Âge d'admissibilité à la sécurité de la vieillesse: de la cruauté, dit un groupe

Retirement

Première Publication: 30/03/2012 14:58 Mis à jour: 30/03/2012 17:25

MONTRÉAL - Des groupes de défense des droits des personnes âgées sont outrés du relèvement de l'âge d'admissibilité à la Sécurité de la vieillesse, annoncé dans le budget Flaherty. L'un d'eux, l'AQDR, parle de «pure cruauté» de la part du gouvernement fédéral envers les aînés les plus démunis de la société.

En entrevue vendredi, le président de l'Association québécoise de défense des droits des retraités, Louis Plamondon, a dit trouver «épouvantable» l'annonce faite par le ministre des Finances Jim Flaherty à l'effet que l'âge d'admissibilité aux programmes de la Sécurité de la vieillesse et du Supplément de revenu garanti sera relevé graduellement de 65 à 67 ans, à compter d'avril 2023.

«De quoi vont vivre ces gens-là? Déjà, l'âge moyen de la retraite au Canada, c'est 60 ans», s'est exclamé M. Plamondon.

«Ces politiques-là, ça a pour effet de diminuer les revenus des gens aînés. Dans le cas du projet fédéral, c'est de la pure cruauté que d'annoncer une chose semblable», a-t-il lancé.

Au Réseau FADOQ (Fédération de l'âge d'or), le directeur général Danis Prudhomme rappelle que les programmes de Sécurité de la vieillesse et du Supplément de revenu garanti viennent en aide aux aînés qui ont le moins de revenus, qui n'ont souvent pas de régime de retraite de leur employeur et pas de Régime enregistré d'épargne-retraite (REÉR).

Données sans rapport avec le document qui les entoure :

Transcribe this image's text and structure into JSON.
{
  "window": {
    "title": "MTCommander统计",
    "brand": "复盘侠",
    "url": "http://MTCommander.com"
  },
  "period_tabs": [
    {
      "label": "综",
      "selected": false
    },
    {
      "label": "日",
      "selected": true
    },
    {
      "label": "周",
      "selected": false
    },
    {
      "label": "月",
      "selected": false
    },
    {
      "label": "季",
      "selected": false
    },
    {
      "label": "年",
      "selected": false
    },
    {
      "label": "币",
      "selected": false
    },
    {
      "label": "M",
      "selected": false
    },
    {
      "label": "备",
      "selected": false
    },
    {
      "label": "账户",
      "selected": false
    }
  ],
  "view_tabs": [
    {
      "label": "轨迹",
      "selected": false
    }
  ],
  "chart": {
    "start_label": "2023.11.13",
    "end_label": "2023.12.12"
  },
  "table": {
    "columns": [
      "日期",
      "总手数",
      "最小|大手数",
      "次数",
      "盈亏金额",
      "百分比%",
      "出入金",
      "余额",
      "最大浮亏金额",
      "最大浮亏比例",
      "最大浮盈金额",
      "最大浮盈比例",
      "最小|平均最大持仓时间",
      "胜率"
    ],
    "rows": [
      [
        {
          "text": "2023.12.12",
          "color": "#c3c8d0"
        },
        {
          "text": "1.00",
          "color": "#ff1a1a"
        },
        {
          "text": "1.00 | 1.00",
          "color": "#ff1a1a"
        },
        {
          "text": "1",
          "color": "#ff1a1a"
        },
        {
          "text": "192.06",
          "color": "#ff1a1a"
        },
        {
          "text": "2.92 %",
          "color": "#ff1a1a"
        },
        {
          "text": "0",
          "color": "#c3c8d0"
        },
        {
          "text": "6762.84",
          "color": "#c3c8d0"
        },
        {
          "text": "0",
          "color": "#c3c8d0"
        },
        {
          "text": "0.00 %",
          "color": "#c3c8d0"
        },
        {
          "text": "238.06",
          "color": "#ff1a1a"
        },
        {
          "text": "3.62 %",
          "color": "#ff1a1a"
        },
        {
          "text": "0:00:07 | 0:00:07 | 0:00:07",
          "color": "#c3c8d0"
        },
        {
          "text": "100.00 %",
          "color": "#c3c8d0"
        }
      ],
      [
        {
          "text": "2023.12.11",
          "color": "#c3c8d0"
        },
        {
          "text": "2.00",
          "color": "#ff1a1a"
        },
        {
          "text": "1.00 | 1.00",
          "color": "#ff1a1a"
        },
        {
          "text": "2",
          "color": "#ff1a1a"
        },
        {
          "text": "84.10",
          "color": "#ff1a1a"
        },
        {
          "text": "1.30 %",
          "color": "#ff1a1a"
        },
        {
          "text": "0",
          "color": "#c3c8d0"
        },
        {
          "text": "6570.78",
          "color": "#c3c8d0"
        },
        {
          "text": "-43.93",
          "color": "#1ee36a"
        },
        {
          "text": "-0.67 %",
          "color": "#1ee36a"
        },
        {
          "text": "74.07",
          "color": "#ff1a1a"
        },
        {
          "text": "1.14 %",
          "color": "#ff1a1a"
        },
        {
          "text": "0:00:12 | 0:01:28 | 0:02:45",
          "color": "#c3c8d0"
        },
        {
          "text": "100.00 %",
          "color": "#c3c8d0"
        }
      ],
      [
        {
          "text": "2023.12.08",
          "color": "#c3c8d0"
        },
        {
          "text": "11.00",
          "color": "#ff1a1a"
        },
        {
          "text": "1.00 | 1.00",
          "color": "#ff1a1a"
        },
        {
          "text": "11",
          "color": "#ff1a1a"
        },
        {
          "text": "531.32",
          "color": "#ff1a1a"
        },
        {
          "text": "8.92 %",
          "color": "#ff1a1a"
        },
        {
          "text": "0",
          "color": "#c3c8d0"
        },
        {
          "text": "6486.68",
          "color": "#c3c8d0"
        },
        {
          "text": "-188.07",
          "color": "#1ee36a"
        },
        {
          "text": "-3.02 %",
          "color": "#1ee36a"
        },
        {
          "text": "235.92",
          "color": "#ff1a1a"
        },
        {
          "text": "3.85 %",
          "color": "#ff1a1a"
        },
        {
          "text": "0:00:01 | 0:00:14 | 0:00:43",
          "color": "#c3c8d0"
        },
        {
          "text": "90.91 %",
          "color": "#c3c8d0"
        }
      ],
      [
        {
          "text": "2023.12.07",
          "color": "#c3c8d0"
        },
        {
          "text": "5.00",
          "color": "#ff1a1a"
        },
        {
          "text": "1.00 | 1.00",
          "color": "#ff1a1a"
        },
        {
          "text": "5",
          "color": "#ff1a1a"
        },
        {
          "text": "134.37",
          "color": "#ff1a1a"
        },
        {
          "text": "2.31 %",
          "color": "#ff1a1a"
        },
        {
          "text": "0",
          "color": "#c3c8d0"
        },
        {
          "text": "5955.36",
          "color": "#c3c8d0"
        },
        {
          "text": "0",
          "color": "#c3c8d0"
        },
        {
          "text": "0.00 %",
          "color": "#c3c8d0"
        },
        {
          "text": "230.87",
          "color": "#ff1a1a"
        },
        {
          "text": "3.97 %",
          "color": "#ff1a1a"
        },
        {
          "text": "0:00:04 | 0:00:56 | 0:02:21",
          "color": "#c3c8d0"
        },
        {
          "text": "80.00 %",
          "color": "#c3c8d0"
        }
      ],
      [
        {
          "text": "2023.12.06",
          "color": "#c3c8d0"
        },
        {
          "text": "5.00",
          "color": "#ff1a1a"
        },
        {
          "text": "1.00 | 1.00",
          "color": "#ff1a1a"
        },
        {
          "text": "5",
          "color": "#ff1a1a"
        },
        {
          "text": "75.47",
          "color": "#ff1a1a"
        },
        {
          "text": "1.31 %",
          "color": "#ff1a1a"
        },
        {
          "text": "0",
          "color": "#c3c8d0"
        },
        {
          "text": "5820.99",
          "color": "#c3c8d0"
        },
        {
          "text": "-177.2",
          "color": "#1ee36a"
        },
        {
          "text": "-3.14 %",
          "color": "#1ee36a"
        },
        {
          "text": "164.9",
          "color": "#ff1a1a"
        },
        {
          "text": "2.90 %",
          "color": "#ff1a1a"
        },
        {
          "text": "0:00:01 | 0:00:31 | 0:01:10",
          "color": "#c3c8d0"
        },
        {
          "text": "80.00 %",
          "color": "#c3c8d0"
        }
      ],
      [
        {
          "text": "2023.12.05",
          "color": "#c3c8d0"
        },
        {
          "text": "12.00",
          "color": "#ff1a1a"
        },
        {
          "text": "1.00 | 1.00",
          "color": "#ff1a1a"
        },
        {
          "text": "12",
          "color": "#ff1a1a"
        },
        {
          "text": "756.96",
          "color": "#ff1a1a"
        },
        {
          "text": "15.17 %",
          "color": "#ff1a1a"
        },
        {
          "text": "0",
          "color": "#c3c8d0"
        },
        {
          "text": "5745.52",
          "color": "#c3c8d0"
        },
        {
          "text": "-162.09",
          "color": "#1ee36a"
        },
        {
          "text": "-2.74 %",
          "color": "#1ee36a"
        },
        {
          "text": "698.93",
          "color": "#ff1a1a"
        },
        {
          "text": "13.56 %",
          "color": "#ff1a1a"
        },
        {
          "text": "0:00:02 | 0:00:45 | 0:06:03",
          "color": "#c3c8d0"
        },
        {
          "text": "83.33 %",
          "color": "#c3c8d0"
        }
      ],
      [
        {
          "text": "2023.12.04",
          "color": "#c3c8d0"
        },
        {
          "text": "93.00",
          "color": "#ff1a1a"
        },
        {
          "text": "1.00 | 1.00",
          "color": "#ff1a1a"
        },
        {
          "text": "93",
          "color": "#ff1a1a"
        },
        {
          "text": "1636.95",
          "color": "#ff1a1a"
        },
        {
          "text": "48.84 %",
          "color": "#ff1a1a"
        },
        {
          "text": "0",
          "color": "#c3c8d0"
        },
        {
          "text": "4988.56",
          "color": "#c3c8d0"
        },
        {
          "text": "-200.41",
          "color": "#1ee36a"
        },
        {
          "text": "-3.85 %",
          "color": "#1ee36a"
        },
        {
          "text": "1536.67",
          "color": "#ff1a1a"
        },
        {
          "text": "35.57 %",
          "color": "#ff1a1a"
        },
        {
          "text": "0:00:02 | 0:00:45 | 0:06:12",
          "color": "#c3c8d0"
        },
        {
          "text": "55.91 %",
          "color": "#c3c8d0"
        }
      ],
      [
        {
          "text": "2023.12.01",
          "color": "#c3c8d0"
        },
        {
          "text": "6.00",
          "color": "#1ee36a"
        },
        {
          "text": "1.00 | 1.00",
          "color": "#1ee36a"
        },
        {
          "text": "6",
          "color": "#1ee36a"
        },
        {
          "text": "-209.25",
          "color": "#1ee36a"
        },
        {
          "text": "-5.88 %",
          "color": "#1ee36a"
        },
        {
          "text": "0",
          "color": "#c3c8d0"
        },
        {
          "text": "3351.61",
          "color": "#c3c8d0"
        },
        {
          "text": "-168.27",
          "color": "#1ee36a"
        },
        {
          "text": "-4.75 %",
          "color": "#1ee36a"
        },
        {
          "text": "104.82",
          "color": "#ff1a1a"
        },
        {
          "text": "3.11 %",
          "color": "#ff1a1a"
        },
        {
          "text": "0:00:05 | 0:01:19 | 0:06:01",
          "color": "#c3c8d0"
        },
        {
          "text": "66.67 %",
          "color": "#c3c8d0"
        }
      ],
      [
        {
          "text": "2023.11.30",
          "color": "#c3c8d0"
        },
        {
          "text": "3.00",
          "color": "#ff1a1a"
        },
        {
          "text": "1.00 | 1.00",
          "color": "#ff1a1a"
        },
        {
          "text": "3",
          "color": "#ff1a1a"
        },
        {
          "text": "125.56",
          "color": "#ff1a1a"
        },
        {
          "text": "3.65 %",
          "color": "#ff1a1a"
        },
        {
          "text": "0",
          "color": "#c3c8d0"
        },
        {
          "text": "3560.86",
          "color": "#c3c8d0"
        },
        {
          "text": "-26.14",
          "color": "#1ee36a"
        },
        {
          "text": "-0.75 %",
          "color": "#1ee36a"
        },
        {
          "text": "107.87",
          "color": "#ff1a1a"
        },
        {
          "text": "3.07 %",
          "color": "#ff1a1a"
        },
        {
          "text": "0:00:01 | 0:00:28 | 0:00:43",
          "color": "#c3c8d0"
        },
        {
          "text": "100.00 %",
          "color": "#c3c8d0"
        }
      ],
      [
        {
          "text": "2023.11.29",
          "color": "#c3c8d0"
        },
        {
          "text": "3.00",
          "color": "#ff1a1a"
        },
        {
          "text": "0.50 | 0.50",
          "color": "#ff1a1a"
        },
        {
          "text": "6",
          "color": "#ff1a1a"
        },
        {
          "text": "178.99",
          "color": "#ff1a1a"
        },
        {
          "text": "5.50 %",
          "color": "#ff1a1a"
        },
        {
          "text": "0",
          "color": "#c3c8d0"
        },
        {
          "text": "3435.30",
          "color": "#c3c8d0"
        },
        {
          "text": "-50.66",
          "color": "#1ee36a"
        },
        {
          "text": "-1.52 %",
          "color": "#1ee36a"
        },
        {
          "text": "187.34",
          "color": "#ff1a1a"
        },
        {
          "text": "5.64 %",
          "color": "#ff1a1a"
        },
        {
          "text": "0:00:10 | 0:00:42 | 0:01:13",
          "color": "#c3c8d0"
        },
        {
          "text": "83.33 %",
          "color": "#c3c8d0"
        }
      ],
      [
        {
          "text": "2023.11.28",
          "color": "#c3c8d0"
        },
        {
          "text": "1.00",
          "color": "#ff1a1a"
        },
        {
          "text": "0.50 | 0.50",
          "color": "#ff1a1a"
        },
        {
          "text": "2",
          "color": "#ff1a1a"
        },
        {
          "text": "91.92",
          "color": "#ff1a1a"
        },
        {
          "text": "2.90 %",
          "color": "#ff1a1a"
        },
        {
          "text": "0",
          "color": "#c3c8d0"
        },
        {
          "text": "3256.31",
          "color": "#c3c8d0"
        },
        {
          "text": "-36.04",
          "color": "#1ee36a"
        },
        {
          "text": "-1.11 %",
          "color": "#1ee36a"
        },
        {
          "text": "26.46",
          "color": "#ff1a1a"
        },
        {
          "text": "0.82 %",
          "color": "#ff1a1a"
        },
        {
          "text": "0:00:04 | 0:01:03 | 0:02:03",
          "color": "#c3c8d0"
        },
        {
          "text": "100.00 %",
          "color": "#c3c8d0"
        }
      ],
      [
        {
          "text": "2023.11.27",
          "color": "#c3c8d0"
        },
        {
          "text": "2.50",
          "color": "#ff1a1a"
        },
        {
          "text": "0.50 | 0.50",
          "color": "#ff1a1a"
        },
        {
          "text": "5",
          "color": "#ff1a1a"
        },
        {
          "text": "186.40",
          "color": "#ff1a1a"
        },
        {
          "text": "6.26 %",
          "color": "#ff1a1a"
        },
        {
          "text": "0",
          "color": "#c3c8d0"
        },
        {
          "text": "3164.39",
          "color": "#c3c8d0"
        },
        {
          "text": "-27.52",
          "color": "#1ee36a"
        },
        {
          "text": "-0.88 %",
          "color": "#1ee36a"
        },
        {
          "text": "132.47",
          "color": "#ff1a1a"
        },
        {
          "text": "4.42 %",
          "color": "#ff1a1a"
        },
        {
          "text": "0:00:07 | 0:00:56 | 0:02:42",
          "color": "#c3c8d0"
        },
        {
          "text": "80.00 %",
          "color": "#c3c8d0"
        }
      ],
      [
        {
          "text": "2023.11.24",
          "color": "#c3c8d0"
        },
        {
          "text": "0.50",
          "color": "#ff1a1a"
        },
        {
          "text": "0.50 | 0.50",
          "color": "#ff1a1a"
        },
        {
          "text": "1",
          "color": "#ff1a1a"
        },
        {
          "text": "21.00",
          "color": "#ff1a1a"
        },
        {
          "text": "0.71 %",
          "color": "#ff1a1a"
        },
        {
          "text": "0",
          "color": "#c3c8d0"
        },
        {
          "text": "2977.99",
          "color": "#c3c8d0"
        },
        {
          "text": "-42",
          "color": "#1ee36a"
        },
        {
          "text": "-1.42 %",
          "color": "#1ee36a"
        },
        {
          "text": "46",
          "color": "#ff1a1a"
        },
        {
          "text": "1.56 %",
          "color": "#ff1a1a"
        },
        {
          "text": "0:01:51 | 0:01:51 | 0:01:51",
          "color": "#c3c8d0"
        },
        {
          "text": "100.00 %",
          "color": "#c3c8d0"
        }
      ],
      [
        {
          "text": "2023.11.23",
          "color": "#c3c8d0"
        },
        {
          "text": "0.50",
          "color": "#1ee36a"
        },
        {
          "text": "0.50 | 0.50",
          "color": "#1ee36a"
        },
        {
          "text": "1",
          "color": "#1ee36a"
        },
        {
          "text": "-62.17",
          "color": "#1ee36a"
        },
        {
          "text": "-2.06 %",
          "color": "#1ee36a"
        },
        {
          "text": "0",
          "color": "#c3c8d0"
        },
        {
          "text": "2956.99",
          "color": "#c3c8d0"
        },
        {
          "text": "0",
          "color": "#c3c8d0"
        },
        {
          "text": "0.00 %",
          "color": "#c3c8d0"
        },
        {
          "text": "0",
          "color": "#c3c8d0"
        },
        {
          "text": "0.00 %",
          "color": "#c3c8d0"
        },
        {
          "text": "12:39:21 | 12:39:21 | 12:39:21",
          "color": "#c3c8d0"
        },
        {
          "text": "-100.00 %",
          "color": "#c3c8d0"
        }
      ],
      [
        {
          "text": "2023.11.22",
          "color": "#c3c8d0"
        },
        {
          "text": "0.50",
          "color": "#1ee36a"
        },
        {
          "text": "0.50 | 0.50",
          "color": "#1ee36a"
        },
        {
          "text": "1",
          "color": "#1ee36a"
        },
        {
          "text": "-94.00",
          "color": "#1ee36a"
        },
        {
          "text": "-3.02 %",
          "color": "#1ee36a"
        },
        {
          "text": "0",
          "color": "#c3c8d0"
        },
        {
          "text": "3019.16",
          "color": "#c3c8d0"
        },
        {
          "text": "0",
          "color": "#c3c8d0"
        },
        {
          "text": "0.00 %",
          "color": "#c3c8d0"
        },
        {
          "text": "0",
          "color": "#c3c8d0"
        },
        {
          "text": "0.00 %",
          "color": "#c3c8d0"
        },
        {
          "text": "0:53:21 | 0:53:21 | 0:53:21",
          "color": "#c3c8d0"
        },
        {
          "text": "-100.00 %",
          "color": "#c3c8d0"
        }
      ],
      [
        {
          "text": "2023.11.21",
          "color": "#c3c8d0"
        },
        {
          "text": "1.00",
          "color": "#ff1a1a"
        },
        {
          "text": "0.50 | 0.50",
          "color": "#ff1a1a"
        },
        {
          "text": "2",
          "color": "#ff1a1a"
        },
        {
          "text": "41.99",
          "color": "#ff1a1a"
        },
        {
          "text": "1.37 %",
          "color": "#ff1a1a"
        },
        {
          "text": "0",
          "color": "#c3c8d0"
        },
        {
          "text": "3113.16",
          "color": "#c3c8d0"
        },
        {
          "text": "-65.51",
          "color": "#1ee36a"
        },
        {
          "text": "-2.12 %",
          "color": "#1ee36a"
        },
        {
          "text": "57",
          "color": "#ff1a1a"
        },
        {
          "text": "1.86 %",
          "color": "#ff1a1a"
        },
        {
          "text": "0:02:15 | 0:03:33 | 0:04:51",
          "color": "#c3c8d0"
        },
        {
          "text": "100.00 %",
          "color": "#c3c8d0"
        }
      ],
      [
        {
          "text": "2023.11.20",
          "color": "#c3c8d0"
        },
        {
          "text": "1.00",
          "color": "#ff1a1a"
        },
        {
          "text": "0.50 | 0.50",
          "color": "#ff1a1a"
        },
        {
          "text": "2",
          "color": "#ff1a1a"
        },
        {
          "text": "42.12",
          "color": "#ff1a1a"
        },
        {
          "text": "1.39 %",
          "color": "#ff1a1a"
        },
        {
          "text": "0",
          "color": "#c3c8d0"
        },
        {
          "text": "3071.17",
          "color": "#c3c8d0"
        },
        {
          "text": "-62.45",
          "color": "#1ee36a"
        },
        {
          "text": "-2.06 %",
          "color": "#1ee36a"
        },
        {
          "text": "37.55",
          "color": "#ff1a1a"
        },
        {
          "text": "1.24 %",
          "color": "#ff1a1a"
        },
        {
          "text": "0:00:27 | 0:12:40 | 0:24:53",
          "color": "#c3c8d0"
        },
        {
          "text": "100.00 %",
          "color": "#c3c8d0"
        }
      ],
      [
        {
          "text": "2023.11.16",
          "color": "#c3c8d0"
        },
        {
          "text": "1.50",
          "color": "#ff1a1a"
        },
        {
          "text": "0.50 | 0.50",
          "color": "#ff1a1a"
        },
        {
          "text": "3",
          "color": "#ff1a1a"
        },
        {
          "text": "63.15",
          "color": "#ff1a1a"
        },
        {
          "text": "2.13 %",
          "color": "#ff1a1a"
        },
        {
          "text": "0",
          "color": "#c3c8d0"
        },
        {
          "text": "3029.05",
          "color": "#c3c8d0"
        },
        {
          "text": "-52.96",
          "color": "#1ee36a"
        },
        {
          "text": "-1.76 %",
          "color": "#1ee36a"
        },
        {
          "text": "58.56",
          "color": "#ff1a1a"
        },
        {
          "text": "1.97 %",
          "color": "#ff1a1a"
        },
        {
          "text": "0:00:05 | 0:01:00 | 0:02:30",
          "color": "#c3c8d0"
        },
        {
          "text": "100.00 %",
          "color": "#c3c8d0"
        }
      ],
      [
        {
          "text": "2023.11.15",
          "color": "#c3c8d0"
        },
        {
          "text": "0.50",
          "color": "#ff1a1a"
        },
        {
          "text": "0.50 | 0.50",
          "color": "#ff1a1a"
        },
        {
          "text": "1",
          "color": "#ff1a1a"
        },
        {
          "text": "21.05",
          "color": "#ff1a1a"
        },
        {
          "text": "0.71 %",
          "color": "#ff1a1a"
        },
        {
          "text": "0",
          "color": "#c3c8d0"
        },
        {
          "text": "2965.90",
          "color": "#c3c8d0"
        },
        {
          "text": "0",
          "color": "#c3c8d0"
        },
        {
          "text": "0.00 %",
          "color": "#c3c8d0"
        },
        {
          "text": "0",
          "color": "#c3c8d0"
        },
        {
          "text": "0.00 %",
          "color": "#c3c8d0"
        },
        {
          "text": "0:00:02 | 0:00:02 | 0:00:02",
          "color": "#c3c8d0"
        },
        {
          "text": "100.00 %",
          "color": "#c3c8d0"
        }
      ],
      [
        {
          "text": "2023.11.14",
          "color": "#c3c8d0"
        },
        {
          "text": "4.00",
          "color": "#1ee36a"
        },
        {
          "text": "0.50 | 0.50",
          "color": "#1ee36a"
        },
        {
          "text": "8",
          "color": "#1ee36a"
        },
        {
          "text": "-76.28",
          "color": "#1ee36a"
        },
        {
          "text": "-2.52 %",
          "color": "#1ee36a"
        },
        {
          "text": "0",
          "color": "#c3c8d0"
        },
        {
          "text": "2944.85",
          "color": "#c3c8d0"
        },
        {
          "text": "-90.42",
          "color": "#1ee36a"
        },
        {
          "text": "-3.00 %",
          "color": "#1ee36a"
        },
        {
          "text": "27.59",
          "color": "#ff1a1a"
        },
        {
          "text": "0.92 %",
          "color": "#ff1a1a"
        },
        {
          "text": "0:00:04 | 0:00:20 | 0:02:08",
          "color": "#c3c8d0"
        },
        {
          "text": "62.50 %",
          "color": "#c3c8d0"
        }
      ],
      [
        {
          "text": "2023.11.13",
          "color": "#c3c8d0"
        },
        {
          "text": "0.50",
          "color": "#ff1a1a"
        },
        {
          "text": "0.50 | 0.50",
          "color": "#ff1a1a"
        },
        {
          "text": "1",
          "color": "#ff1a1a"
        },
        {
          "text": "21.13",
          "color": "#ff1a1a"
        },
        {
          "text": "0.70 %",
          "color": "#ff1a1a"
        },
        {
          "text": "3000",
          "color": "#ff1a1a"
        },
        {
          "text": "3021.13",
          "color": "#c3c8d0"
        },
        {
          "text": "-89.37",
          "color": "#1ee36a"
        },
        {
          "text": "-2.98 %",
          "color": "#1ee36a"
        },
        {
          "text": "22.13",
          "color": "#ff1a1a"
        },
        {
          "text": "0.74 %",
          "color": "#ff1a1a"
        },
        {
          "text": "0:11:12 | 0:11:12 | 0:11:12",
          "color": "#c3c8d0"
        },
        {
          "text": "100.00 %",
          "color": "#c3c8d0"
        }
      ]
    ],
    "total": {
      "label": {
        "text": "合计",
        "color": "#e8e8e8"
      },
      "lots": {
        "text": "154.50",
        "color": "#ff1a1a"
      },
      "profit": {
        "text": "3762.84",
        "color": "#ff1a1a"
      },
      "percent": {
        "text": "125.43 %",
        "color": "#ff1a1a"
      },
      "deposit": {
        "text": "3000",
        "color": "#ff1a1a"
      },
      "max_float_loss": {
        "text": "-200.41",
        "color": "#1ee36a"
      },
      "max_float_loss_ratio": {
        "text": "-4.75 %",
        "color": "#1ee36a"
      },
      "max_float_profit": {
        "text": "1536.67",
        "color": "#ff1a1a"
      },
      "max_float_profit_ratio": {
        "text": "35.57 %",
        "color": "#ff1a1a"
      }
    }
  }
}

Le Supplément de revenu garanti s'adresse aux plus démunis. La prestation de la Sécurité de la vieillesse est universelle, mais à partir d'un certain seuil de revenu, «on va la remettre via l'impôt si on gagne trop annuellement», explique M. Prudhomme.

Et il ajoute que pour toucher des prestations du Régime des rentes du Québec, il faut avoir occupé un emploi et avoir cotisé, ce qui exclut plusieurs femmes âgées qui sont restées à la maison pour s'occuper des enfants. «Tout ce que ça leur laisse c'est la Sécurité de la vieillesse et le Supplément de revenu garanti. Et, si le mari décède, il y a pour les veuves une certaine allocation. Il y a certaines allocations autres pour le logement, mais c'est tout. On parle de gens qui, en moyenne, vont avoir un revenu d'à peu près 17 000 $, soit tout juste le seuil de pauvreté», explique M. Prudhomme en entrevue.

Tant M. Prudhomme que M. Plamondon craignent que ces personnes âgées démunies doivent se tourner vers l'aide sociale, l'aide de dernier recours qui est de compétence provinciale.

Théoriquement, les prestations d'aide sociale prennent fin à 65 ans, puis la Sécurité de la vieillesse et le Supplément de revenu garanti prennent le relais. Les deux hommes se demandent si le régime québécois d'aide sociale ne devra pas être amendé afin de venir en aide à ces aînés qui auront entre 65 et 67 ans.

Le budget Flaherty évoque bien une compensation qui sera versée aux provinces, mais il n'est pas clair, dans le contexte, si cela fait référence à l'aide sociale ou à d'autres programmes de soutien aux aînés.

«Le gouvernement offrira une compensation aux provinces et aux territoires au titre des coûts additionnels nets auxquels ils feront face en raison de la hausse de l'âge d'admissibilité aux prestations de la Sécurité de la vieillesse», est-il écrit dans le document de 564 pages.

Les provinces, dont le Québec, devront donc s'entendre avec le gouvernement fédéral sur l'ampleur des sommes à verser pour venir en aide à ces aînés.